One of the pitfalls of themed anthologies is that you run the risk of continuously riffing off the same old familiar tropes. And so it proves with Nick Kolakowski’s “Your Pound of Flesh,” which (excuse the pun) picks up on the phantom hitchhiker urban legend. So far so average, but have you ever wondered what that phantom hitchhiker might say if they could talk? That sets the story off on a whole different tangent. One of the strongest and most memorable stories here is “Outrunning the End” by Cullen Bunn, which, without giving too much away, is a horrific case study in mental illness. This could be second only to the incomparable Josh Malerman’s “Room 4 at the Haymaker,” a twisted cocktail of morality, revenge, responsibility, and moving on. This story is really one for the ages.

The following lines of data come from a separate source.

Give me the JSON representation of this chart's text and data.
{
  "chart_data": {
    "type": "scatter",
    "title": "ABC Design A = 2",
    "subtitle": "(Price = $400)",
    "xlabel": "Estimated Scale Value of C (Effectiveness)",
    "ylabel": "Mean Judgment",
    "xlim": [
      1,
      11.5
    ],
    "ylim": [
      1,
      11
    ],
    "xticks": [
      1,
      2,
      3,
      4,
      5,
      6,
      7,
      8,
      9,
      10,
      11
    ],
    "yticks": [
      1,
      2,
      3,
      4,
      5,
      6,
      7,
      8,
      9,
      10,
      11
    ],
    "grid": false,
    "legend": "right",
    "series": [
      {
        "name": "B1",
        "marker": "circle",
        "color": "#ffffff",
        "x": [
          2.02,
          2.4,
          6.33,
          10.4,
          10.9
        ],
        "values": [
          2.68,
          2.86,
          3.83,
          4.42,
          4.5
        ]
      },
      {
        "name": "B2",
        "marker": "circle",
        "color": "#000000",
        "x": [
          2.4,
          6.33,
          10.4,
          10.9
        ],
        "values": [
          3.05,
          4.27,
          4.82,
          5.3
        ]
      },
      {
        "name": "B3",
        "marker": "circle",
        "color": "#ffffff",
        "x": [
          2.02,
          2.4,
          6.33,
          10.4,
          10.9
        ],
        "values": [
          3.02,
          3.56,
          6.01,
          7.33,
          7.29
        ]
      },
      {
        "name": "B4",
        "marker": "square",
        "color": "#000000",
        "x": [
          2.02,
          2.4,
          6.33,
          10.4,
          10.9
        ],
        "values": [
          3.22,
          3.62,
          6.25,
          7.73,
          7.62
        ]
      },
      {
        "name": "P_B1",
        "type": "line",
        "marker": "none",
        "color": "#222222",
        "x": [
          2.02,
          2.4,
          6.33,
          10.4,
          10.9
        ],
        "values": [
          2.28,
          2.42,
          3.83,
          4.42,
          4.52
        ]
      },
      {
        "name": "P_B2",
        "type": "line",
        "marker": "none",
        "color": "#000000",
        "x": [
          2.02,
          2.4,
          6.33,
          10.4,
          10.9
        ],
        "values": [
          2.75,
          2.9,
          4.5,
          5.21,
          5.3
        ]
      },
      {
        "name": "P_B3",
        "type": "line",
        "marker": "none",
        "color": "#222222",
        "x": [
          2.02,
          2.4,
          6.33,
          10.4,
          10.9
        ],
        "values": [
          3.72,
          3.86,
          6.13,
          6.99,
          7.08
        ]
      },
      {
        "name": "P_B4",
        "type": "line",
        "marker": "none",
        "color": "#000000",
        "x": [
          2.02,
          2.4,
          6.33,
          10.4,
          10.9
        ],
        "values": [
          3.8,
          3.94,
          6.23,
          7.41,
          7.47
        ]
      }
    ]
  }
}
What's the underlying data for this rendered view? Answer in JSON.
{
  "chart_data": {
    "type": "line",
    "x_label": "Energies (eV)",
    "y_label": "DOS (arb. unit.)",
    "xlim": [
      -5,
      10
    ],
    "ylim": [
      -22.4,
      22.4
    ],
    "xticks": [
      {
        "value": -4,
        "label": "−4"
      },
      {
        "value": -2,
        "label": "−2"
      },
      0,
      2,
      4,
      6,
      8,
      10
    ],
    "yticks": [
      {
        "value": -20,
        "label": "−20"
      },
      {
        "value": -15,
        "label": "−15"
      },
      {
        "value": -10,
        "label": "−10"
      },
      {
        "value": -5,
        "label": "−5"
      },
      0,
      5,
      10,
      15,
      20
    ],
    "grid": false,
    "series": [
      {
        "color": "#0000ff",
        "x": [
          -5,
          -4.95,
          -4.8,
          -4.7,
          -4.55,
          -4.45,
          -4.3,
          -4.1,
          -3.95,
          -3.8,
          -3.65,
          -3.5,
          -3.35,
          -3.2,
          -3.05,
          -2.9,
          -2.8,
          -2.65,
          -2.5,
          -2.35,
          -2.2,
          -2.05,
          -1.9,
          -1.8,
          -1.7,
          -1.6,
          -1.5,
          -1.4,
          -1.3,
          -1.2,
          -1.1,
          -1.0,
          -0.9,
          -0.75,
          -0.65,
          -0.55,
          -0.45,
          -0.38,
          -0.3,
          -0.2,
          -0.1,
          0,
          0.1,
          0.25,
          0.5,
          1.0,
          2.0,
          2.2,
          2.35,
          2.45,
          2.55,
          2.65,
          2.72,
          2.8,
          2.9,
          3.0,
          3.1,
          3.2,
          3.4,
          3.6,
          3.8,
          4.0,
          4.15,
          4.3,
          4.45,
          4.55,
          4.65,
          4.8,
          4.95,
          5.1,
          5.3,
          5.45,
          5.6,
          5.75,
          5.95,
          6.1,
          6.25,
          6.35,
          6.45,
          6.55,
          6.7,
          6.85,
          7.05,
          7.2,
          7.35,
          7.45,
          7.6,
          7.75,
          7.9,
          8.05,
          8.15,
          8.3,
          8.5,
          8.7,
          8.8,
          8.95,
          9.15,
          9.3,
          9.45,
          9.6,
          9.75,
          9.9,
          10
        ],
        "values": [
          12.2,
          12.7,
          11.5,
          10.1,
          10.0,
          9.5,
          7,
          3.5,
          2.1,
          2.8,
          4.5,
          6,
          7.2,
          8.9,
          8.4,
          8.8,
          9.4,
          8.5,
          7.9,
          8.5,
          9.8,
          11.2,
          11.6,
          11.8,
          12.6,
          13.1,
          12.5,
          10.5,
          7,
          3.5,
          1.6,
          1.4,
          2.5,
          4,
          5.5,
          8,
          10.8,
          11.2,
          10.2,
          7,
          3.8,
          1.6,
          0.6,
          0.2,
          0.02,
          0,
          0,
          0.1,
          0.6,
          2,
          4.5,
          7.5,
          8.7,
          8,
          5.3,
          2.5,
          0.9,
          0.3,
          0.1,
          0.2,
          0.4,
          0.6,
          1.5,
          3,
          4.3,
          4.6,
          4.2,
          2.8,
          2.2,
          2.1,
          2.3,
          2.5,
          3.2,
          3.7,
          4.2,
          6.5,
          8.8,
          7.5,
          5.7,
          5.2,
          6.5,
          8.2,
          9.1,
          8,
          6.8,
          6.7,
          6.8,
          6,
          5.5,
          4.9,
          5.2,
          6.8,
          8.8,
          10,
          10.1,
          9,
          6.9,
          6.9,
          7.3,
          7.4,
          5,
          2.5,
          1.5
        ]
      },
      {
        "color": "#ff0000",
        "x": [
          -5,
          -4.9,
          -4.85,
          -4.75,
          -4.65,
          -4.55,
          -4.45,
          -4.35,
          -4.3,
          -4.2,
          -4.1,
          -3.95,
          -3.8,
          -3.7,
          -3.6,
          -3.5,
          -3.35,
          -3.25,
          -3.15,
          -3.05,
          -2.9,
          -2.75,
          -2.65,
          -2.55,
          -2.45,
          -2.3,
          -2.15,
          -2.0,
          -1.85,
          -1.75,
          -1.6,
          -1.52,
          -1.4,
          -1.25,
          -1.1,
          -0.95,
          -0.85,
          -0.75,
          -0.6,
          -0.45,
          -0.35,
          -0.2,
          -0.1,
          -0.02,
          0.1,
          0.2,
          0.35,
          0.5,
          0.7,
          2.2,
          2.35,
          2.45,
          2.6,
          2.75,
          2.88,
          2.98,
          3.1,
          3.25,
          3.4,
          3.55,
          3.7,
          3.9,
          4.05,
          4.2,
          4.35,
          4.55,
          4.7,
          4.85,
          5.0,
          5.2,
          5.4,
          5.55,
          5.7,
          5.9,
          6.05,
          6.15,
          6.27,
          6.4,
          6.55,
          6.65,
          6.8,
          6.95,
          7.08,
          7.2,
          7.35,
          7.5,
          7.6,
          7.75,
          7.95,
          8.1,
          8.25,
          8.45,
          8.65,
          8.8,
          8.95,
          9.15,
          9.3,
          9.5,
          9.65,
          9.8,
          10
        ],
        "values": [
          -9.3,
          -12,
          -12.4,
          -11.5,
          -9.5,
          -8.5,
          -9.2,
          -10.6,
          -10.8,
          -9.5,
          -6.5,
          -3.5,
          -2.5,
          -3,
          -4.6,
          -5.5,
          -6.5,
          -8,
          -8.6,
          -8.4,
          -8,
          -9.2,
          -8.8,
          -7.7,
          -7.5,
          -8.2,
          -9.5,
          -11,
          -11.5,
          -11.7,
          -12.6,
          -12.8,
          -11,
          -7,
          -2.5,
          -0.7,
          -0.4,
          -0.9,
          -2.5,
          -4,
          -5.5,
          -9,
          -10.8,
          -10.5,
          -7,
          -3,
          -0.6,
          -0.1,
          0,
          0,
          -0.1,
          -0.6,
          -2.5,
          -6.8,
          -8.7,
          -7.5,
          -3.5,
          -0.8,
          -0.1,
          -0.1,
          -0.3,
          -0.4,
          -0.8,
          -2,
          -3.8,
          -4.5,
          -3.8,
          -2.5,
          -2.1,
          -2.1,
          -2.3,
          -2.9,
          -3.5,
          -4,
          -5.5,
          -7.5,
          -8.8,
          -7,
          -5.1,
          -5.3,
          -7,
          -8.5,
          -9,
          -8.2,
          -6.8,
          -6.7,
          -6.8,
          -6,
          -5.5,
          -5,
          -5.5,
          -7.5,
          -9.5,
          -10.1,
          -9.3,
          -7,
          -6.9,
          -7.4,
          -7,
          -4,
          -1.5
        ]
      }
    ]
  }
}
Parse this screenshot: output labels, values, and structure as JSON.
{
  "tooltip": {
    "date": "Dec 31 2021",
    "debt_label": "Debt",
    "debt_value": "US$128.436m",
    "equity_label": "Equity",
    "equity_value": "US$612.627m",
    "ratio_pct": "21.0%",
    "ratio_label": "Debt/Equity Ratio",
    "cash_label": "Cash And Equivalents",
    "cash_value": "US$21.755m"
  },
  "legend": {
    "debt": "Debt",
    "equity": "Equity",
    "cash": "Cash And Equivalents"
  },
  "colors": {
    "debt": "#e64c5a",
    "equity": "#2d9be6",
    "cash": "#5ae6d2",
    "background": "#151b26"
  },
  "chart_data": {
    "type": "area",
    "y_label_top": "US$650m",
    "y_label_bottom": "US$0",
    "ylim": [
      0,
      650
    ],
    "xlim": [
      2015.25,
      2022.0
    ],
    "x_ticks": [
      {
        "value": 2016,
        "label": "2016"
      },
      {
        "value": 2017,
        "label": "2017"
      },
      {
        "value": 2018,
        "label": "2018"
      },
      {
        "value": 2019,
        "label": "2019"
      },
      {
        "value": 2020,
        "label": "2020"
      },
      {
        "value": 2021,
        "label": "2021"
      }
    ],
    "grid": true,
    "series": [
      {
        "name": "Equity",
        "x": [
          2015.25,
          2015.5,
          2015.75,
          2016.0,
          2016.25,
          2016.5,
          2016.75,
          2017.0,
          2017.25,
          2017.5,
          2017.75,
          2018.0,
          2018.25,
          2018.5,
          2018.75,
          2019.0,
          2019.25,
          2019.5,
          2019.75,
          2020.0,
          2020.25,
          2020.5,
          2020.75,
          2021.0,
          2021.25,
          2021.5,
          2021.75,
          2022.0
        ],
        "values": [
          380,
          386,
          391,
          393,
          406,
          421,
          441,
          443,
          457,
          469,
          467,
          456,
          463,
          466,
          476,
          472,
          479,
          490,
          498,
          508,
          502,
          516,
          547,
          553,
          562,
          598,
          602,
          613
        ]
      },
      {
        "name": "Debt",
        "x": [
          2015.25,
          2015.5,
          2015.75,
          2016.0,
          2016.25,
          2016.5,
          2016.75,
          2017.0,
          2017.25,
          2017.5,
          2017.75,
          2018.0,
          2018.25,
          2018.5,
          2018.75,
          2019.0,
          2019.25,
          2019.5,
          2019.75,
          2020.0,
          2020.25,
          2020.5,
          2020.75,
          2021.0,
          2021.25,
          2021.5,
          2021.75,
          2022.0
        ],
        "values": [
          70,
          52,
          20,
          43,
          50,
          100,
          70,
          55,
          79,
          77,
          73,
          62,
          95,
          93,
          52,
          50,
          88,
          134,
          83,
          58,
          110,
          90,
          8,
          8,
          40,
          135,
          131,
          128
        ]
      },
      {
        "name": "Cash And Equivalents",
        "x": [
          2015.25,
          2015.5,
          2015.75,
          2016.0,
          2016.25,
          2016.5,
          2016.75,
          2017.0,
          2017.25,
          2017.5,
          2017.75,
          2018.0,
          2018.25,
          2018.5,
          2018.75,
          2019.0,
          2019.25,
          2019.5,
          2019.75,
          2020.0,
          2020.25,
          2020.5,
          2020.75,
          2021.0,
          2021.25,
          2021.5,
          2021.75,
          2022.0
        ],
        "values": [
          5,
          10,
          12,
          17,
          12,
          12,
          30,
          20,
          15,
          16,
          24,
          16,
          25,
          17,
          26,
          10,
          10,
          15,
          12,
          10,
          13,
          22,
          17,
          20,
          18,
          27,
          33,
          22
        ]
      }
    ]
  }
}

As with most anthologies, despite the common theme, it is a little uneven and some stories are stronger than others. I’m not about to pick on any individuals, but a few of the stories hanging out in the middle third feel a little bloated and overlong, while several others elsewhere lack a little emotional depth, giving them kind of a throwaway feel. That said, all-in-all, this is a superb collection from the publisher that brings you the consistently brilliant Tales from the Lake series, alongside many other worthy releases, and it would make a worthy addition to any collection, especially if you are planning on taking that road trip anytime soon.